Family Ties
Posted on 25 February 2011
Chapter Eight is alive, ALIVE! (and actually very free of Frankenstein allusion)
I am actually going to start with a complete aside on wordpress. See, I just updated my wordpress last night (well, tonight/right now as I write this, whatever) like a good little boy, and then when I did a preview of a page, or when I was just on the site in general, there was this ugly gray tool-bar thing on top of the site. It made me nearly have a minor heartattack over worrying that I now had to figure out how to get rid of it. Luckily, I had the presence of mind to try logging out first, and sure enough it disappeared for the “normal visitor” and only stays for me when I’m logged in. So I’ll suffer the ugly gray bar while the rest of you get the site as is.

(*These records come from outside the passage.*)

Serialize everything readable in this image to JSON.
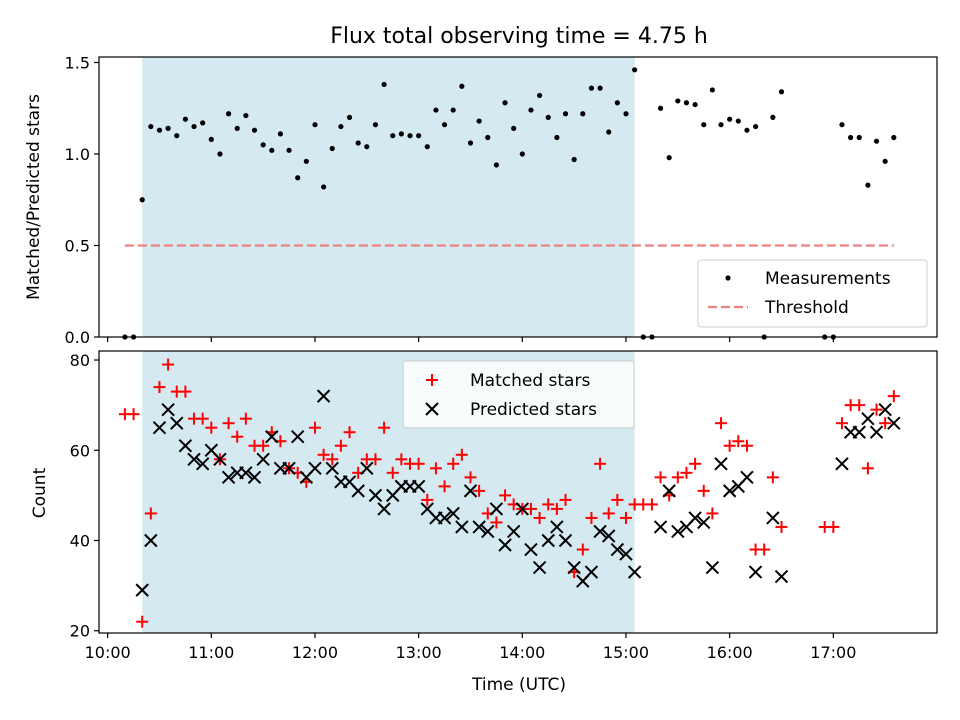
{
  "chart_data": [
    {
      "type": "scatter",
      "title": "Flux total observing time = 4.75 h",
      "ylabel": "Matched/Predicted stars",
      "xlabel": "",
      "xlim": [
        "09:55",
        "18:00"
      ],
      "ylim": [
        0,
        1.53
      ],
      "x_ticks": [
        "10:00",
        "11:00",
        "12:00",
        "13:00",
        "14:00",
        "15:00",
        "16:00",
        "17:00"
      ],
      "y_ticks": [
        "0.0",
        "0.5",
        "1.0",
        "1.5"
      ],
      "highlight_span": [
        "10:20",
        "15:05"
      ],
      "highlight_color": "#d4eaf0",
      "legend_position": "lower right",
      "grid": false,
      "series": [
        {
          "name": "Measurements",
          "marker": "dot",
          "color": "#000000",
          "points": [
            [
              "10:10",
              0.0
            ],
            [
              "10:15",
              0.0
            ],
            [
              "10:20",
              0.75
            ],
            [
              "10:25",
              1.15
            ],
            [
              "10:30",
              1.13
            ],
            [
              "10:35",
              1.14
            ],
            [
              "10:40",
              1.1
            ],
            [
              "10:45",
              1.19
            ],
            [
              "10:50",
              1.15
            ],
            [
              "10:55",
              1.17
            ],
            [
              "11:00",
              1.08
            ],
            [
              "11:05",
              1.0
            ],
            [
              "11:10",
              1.22
            ],
            [
              "11:15",
              1.14
            ],
            [
              "11:20",
              1.21
            ],
            [
              "11:25",
              1.13
            ],
            [
              "11:30",
              1.05
            ],
            [
              "11:35",
              1.02
            ],
            [
              "11:40",
              1.11
            ],
            [
              "11:45",
              1.02
            ],
            [
              "11:50",
              0.87
            ],
            [
              "11:55",
              0.96
            ],
            [
              "12:00",
              1.16
            ],
            [
              "12:05",
              0.82
            ],
            [
              "12:10",
              1.03
            ],
            [
              "12:15",
              1.15
            ],
            [
              "12:20",
              1.2
            ],
            [
              "12:25",
              1.06
            ],
            [
              "12:30",
              1.04
            ],
            [
              "12:35",
              1.16
            ],
            [
              "12:40",
              1.38
            ],
            [
              "12:45",
              1.1
            ],
            [
              "12:50",
              1.11
            ],
            [
              "12:55",
              1.1
            ],
            [
              "13:00",
              1.1
            ],
            [
              "13:05",
              1.04
            ],
            [
              "13:10",
              1.24
            ],
            [
              "13:15",
              1.16
            ],
            [
              "13:20",
              1.24
            ],
            [
              "13:25",
              1.37
            ],
            [
              "13:30",
              1.06
            ],
            [
              "13:35",
              1.18
            ],
            [
              "13:40",
              1.09
            ],
            [
              "13:45",
              0.94
            ],
            [
              "13:50",
              1.28
            ],
            [
              "13:55",
              1.14
            ],
            [
              "14:00",
              1.0
            ],
            [
              "14:05",
              1.24
            ],
            [
              "14:10",
              1.32
            ],
            [
              "14:15",
              1.2
            ],
            [
              "14:20",
              1.09
            ],
            [
              "14:25",
              1.22
            ],
            [
              "14:30",
              0.97
            ],
            [
              "14:35",
              1.22
            ],
            [
              "14:40",
              1.36
            ],
            [
              "14:45",
              1.36
            ],
            [
              "14:50",
              1.12
            ],
            [
              "14:55",
              1.28
            ],
            [
              "15:00",
              1.22
            ],
            [
              "15:05",
              1.46
            ],
            [
              "15:10",
              0.0
            ],
            [
              "15:15",
              0.0
            ],
            [
              "15:20",
              1.25
            ],
            [
              "15:25",
              0.98
            ],
            [
              "15:30",
              1.29
            ],
            [
              "15:35",
              1.28
            ],
            [
              "15:40",
              1.27
            ],
            [
              "15:45",
              1.16
            ],
            [
              "15:50",
              1.35
            ],
            [
              "15:55",
              1.16
            ],
            [
              "16:00",
              1.19
            ],
            [
              "16:05",
              1.18
            ],
            [
              "16:10",
              1.13
            ],
            [
              "16:15",
              1.15
            ],
            [
              "16:20",
              0.0
            ],
            [
              "16:25",
              1.2
            ],
            [
              "16:30",
              1.34
            ],
            [
              "16:55",
              0.0
            ],
            [
              "17:00",
              0.0
            ],
            [
              "17:05",
              1.16
            ],
            [
              "17:10",
              1.09
            ],
            [
              "17:15",
              1.09
            ],
            [
              "17:20",
              0.83
            ],
            [
              "17:25",
              1.07
            ],
            [
              "17:30",
              0.96
            ],
            [
              "17:35",
              1.09
            ]
          ]
        },
        {
          "name": "Threshold",
          "line_style": "dashed",
          "color": "#f08080",
          "points": [
            [
              "10:10",
              0.5
            ],
            [
              "17:35",
              0.5
            ]
          ]
        }
      ]
    },
    {
      "type": "scatter",
      "title": "",
      "ylabel": "Count",
      "xlabel": "Time (UTC)",
      "xlim": [
        "09:55",
        "18:00"
      ],
      "ylim": [
        19.5,
        82
      ],
      "x_ticks": [
        "10:00",
        "11:00",
        "12:00",
        "13:00",
        "14:00",
        "15:00",
        "16:00",
        "17:00"
      ],
      "y_ticks": [
        "20",
        "40",
        "60",
        "80"
      ],
      "highlight_span": [
        "10:20",
        "15:05"
      ],
      "highlight_color": "#d4eaf0",
      "legend_position": "upper center",
      "grid": false,
      "series": [
        {
          "name": "Matched stars",
          "marker": "plus",
          "color": "#ff0000",
          "points": [
            [
              "10:10",
              68
            ],
            [
              "10:15",
              68
            ],
            [
              "10:20",
              22
            ],
            [
              "10:25",
              46
            ],
            [
              "10:30",
              74
            ],
            [
              "10:35",
              79
            ],
            [
              "10:40",
              73
            ],
            [
              "10:45",
              73
            ],
            [
              "10:50",
              67
            ],
            [
              "10:55",
              67
            ],
            [
              "11:00",
              65
            ],
            [
              "11:05",
              58
            ],
            [
              "11:10",
              66
            ],
            [
              "11:15",
              63
            ],
            [
              "11:20",
              67
            ],
            [
              "11:25",
              61
            ],
            [
              "11:30",
              61
            ],
            [
              "11:35",
              64
            ],
            [
              "11:40",
              62
            ],
            [
              "11:45",
              56
            ],
            [
              "11:50",
              55
            ],
            [
              "11:55",
              53
            ],
            [
              "12:00",
              65
            ],
            [
              "12:05",
              59
            ],
            [
              "12:10",
              58
            ],
            [
              "12:15",
              61
            ],
            [
              "12:20",
              64
            ],
            [
              "12:25",
              55
            ],
            [
              "12:30",
              58
            ],
            [
              "12:35",
              58
            ],
            [
              "12:40",
              65
            ],
            [
              "12:45",
              55
            ],
            [
              "12:50",
              58
            ],
            [
              "12:55",
              57
            ],
            [
              "13:00",
              57
            ],
            [
              "13:05",
              49
            ],
            [
              "13:10",
              56
            ],
            [
              "13:15",
              52
            ],
            [
              "13:20",
              57
            ],
            [
              "13:25",
              59
            ],
            [
              "13:30",
              54
            ],
            [
              "13:35",
              51
            ],
            [
              "13:40",
              46
            ],
            [
              "13:45",
              44
            ],
            [
              "13:50",
              50
            ],
            [
              "13:55",
              48
            ],
            [
              "14:00",
              47
            ],
            [
              "14:05",
              47
            ],
            [
              "14:10",
              45
            ],
            [
              "14:15",
              48
            ],
            [
              "14:20",
              47
            ],
            [
              "14:25",
              49
            ],
            [
              "14:30",
              33
            ],
            [
              "14:35",
              38
            ],
            [
              "14:40",
              45
            ],
            [
              "14:45",
              57
            ],
            [
              "14:50",
              46
            ],
            [
              "14:55",
              49
            ],
            [
              "15:00",
              45
            ],
            [
              "15:05",
              48
            ],
            [
              "15:10",
              48
            ],
            [
              "15:15",
              48
            ],
            [
              "15:20",
              54
            ],
            [
              "15:25",
              50
            ],
            [
              "15:30",
              54
            ],
            [
              "15:35",
              55
            ],
            [
              "15:40",
              57
            ],
            [
              "15:45",
              51
            ],
            [
              "15:50",
              46
            ],
            [
              "15:55",
              66
            ],
            [
              "16:00",
              61
            ],
            [
              "16:05",
              62
            ],
            [
              "16:10",
              61
            ],
            [
              "16:15",
              38
            ],
            [
              "16:20",
              38
            ],
            [
              "16:25",
              54
            ],
            [
              "16:30",
              43
            ],
            [
              "16:55",
              43
            ],
            [
              "17:00",
              43
            ],
            [
              "17:05",
              66
            ],
            [
              "17:10",
              70
            ],
            [
              "17:15",
              70
            ],
            [
              "17:20",
              56
            ],
            [
              "17:25",
              69
            ],
            [
              "17:30",
              66
            ],
            [
              "17:35",
              72
            ]
          ]
        },
        {
          "name": "Predicted stars",
          "marker": "x",
          "color": "#000000",
          "points": [
            [
              "10:20",
              29
            ],
            [
              "10:25",
              40
            ],
            [
              "10:30",
              65
            ],
            [
              "10:35",
              69
            ],
            [
              "10:40",
              66
            ],
            [
              "10:45",
              61
            ],
            [
              "10:50",
              58
            ],
            [
              "10:55",
              57
            ],
            [
              "11:00",
              60
            ],
            [
              "11:05",
              58
            ],
            [
              "11:10",
              54
            ],
            [
              "11:15",
              55
            ],
            [
              "11:20",
              55
            ],
            [
              "11:25",
              54
            ],
            [
              "11:30",
              58
            ],
            [
              "11:35",
              63
            ],
            [
              "11:40",
              56
            ],
            [
              "11:45",
              56
            ],
            [
              "11:50",
              63
            ],
            [
              "11:55",
              54
            ],
            [
              "12:00",
              56
            ],
            [
              "12:05",
              72
            ],
            [
              "12:10",
              56
            ],
            [
              "12:15",
              53
            ],
            [
              "12:20",
              53
            ],
            [
              "12:25",
              51
            ],
            [
              "12:30",
              56
            ],
            [
              "12:35",
              50
            ],
            [
              "12:40",
              47
            ],
            [
              "12:45",
              50
            ],
            [
              "12:50",
              52
            ],
            [
              "12:55",
              52
            ],
            [
              "13:00",
              52
            ],
            [
              "13:05",
              47
            ],
            [
              "13:10",
              45
            ],
            [
              "13:15",
              45
            ],
            [
              "13:20",
              46
            ],
            [
              "13:25",
              43
            ],
            [
              "13:30",
              51
            ],
            [
              "13:35",
              43
            ],
            [
              "13:40",
              42
            ],
            [
              "13:45",
              47
            ],
            [
              "13:50",
              39
            ],
            [
              "13:55",
              42
            ],
            [
              "14:00",
              47
            ],
            [
              "14:05",
              38
            ],
            [
              "14:10",
              34
            ],
            [
              "14:15",
              40
            ],
            [
              "14:20",
              43
            ],
            [
              "14:25",
              40
            ],
            [
              "14:30",
              34
            ],
            [
              "14:35",
              31
            ],
            [
              "14:40",
              33
            ],
            [
              "14:45",
              42
            ],
            [
              "14:50",
              41
            ],
            [
              "14:55",
              38
            ],
            [
              "15:00",
              37
            ],
            [
              "15:05",
              33
            ],
            [
              "15:20",
              43
            ],
            [
              "15:25",
              51
            ],
            [
              "15:30",
              42
            ],
            [
              "15:35",
              43
            ],
            [
              "15:40",
              45
            ],
            [
              "15:45",
              44
            ],
            [
              "15:50",
              34
            ],
            [
              "15:55",
              57
            ],
            [
              "16:00",
              51
            ],
            [
              "16:05",
              52
            ],
            [
              "16:10",
              54
            ],
            [
              "16:15",
              33
            ],
            [
              "16:25",
              45
            ],
            [
              "16:30",
              32
            ],
            [
              "17:05",
              57
            ],
            [
              "17:10",
              64
            ],
            [
              "17:15",
              64
            ],
            [
              "17:20",
              67
            ],
            [
              "17:25",
              64
            ],
            [
              "17:30",
              69
            ],
            [
              "17:35",
              66
            ]
          ]
        }
      ]
    }
  ]
}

Now then, my actually post about family ties (and yes, there are spoilers to the chapter, as always):
Family is an oddly important thing to me. Well, I guess not oddly, but in this day and age it seems families are broken and segmented and half hating each other at the drop of a hat. Now, I’m not going to say my own family is perfect and ready for a sequel to “Leave It to Beaver”, but we are fairly close knit, and I have a strong feeling of loyalty to anyone who shares some genetics with me. The bonds of blood, as it were.
As such, Kira’s blind-sided idiocy in this chapter of insisting on talking to Douglis is not completely a “dur, wha?” to me. I mean, in her shoes, despite having common logic say that he has probably been completely broken or mutated by growing up in that house, to know that the only family you really loved is still around and suddenly back in your life is enough to make a person hold the idiot ball. I hope that if I ever estrange from my family for a period of time, I don’t come back to find them semi-sociopathic power-crazed manipulative nobles. Unless they offer me huge wads of money too. Maybe then, I’d get over it. Sadly, just saying (that is for my cousin-in-law, if she is reading.)
And Markus and Megyn . . . dude, she’s kind of dark, isn’t she? I am personally still up in the air about her point. It is basically the super-hero argument, a la Batman. Granted, he doesn’t kill, but Punisher does, right? Trying to apply sofa-morality to a near dystopian setting is kind of hard, isn’t it?